US Wants NATO to 'Play Very Important Role' in Anti-Daesh Fight

Sputnik News

21:17 28.05.2016(updated 01:30 29.05.2016)

In an interview with German magazine Spiegel, the special US envoy for anti-Daesh coalition, Brett H. McGurk, said that NATO should be actively involved in the fight against Daesh, training Iraqi soldiers and supplying reconnaissance aircraft equipped with AWACS system.

The US urges NATO to actively participate in the fight against Daesh terrorists.

"NATO should play a very important role," McGurk said in an interview with Der Spiegel.

According to McGurk, NATO could provide additional training for Iraqi soldiers, which is currently being carried out in Jordan, as well as supply local forces with reconnaissance planes equipped with AWACS system.

McGurk believes that the decision to support the anti-Daesh operation might be taken at the NATO summit in Warsaw, on July 8-9.

NATO as an organization does not participate in the operations of the US-led international coalition against Daesh, which includes about 60 countries, and 28 member states of the military alliance are among them.

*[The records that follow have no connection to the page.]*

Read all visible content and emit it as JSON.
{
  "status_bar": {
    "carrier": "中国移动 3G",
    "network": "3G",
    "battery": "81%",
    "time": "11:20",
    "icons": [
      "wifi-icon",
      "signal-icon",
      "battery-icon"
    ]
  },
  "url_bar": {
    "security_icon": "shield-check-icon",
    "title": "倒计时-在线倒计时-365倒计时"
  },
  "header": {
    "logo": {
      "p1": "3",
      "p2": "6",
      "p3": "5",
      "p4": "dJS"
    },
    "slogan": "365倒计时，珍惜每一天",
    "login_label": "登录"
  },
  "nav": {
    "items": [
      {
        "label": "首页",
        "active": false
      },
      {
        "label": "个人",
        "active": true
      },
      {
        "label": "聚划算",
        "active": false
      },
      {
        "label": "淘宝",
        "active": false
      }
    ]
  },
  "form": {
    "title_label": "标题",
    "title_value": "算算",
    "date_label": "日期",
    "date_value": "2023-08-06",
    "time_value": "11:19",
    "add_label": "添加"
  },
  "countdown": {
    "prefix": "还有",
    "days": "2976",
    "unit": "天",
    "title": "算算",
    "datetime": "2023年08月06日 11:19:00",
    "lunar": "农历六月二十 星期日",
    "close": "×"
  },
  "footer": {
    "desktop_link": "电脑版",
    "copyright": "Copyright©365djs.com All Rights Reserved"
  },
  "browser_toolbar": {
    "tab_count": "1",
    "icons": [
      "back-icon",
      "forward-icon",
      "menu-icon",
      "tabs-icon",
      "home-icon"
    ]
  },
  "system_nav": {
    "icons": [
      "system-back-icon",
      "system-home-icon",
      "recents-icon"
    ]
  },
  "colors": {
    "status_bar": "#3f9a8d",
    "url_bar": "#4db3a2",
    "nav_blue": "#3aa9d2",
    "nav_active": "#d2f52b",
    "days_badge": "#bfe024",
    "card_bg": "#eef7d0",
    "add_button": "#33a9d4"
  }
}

According to McGurk, US soldiers are successfully involved in the operation against Daesh. About 300 US servicemen in Syria are currently advising local paramilitary units on how to fight jihadists.

However, the expert does not believe that the forces of the international coalition will soon be able to recapture the city of Mosul in northern Iraq which is currently under the control of jihadists.

"We have not yet reached the stage at which we can launch an attack on Mosul. It takes time," McGurk said.

In 2011, NATO and EU forces led the overthrow of Libyan leader Muammar Gaddafi with the help of Islamic extremists and under the questionable auspices of a UN Security Council no-fly zone authorization.

In April, Obama acknowledged that not having a plan for the day after the overthrow of Gaddafi was the biggest mistake of his presidency. The country has suffered great destruction, and now faces threats from Daesh and other extremists as well as a fractured internal government.